5. Construction Method

• Construction Process: Includes planning and design phase, site preparation, foundation construction, structural construction, electrical equipment installation, grounding system installation, and power system debugging.
• Equipment Installation: In compliance with standards and manufacturer requirements, the equipment's rotating points move flexibly and accurately, with good contact and correct indications.
• Busbar Installation: Soft busbars are free from looseness, broken strands, and damage, bending naturally with consistent curvature; tubular busbars have parallel axes and uniform elevation.
• Monitor Cabinet Installation: Flat screen surface, small gaps, securely fastened, and good grounding.
• Grounding installation: The grounding body burial depth meets the requirements, using lap welding, with reliable connection.
• Cable Laying: Cables are not exposed, protective pipes are vertically aligned with the ground, cables are laid straight and smooth, with consistent bending radii at turns.
• Fireproof Sealing: Implement fireproof sealing at cable trenches, entrance of conduits, cable shafts, etc., with standardized firewall construction.
• Secondary Wiring: Cable ends are tightly and neatly arranged, identification tags are clear and accurate, secondary cores are straight, and connections are securely fastened.

6. Maintenance Requirements

• Operations staff: Possess solid electrical professional knowledge, extensive practical experience, and a strong sense of responsibility; subject to regular training and assessments.
• Equipment inspection and patrol: Daily patrols are conducted according to specified routes and time intervals, focusing on checking equipment appearance, sound, temperature, pressure, and other parameters.
• Equipment maintenance and inspection: Includes cleaning, lubrication, and tightening of equipment. Inspections are scheduled based on the equipment's operating years, failure conditions, and results of preventive tests.
• Safety Management: Establish comprehensive safety management systems, define safety responsibilities for all levels of personnel, enhance safety training and education, and set up safety warning signs.
• Operation and Record Management: Detailed documentation of equipment operation parameters, operation logs, patrol records, fault records, etc., to establish and maintain a comprehensive equipment file.
• Environmental Conditions: Maintain cleanliness and hygiene within the substation, free from debris accumulation.
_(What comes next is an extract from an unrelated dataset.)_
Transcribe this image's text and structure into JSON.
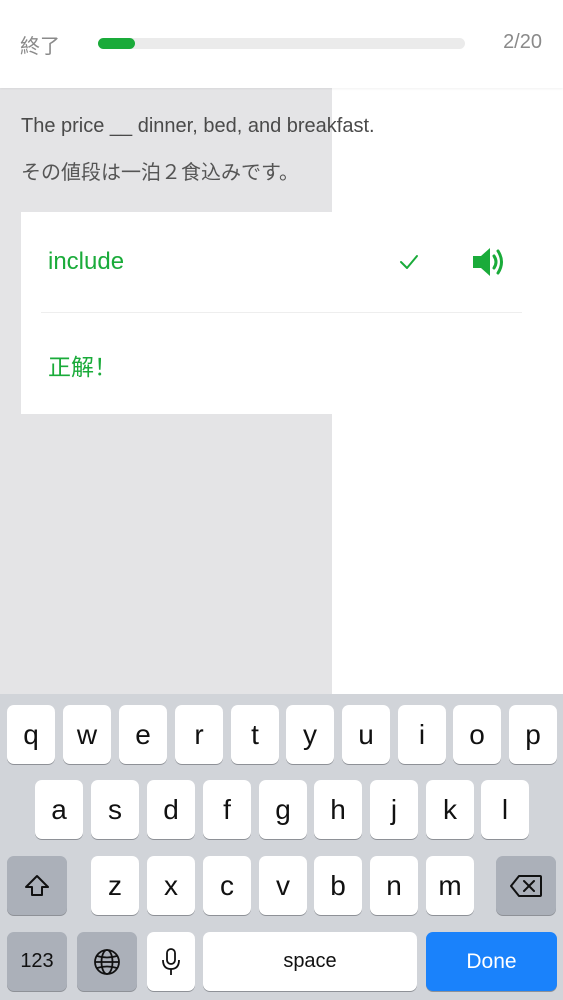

Pay attention to ventilation and moisture prevention, and guard against external factors affecting the facility.

7. Automation and Intelligence

• Automation: Substation Automation is a comprehensive automation system that utilizes microcomputer technology to recombine and optimize the functions of secondary equipment in substation, enabling automatic monitoring, control, measurement, and coordination of the substation. It features functions such as remote signaling, remote measurement, remote control, and remote adjustment, with a structure that can be centralized or hierarchically distributed.
• Intelligent Substation: An advanced, reliable, integrated, and environmentally friendly intelligent substation that meets the basic requirements of fully digitalized information across the station, networked communication platforms, and standardized information sharing. It automatically performs fundamental functions such as information collection, measurement, control, protection, metering, and detection. Additionally, it is equipped with advanced functions to support real-time automatic grid control, intelligent adjustment, on-line analysis and decision-making, and collaborative interaction. The structure is divided into process layer, interval layer, and station control layer.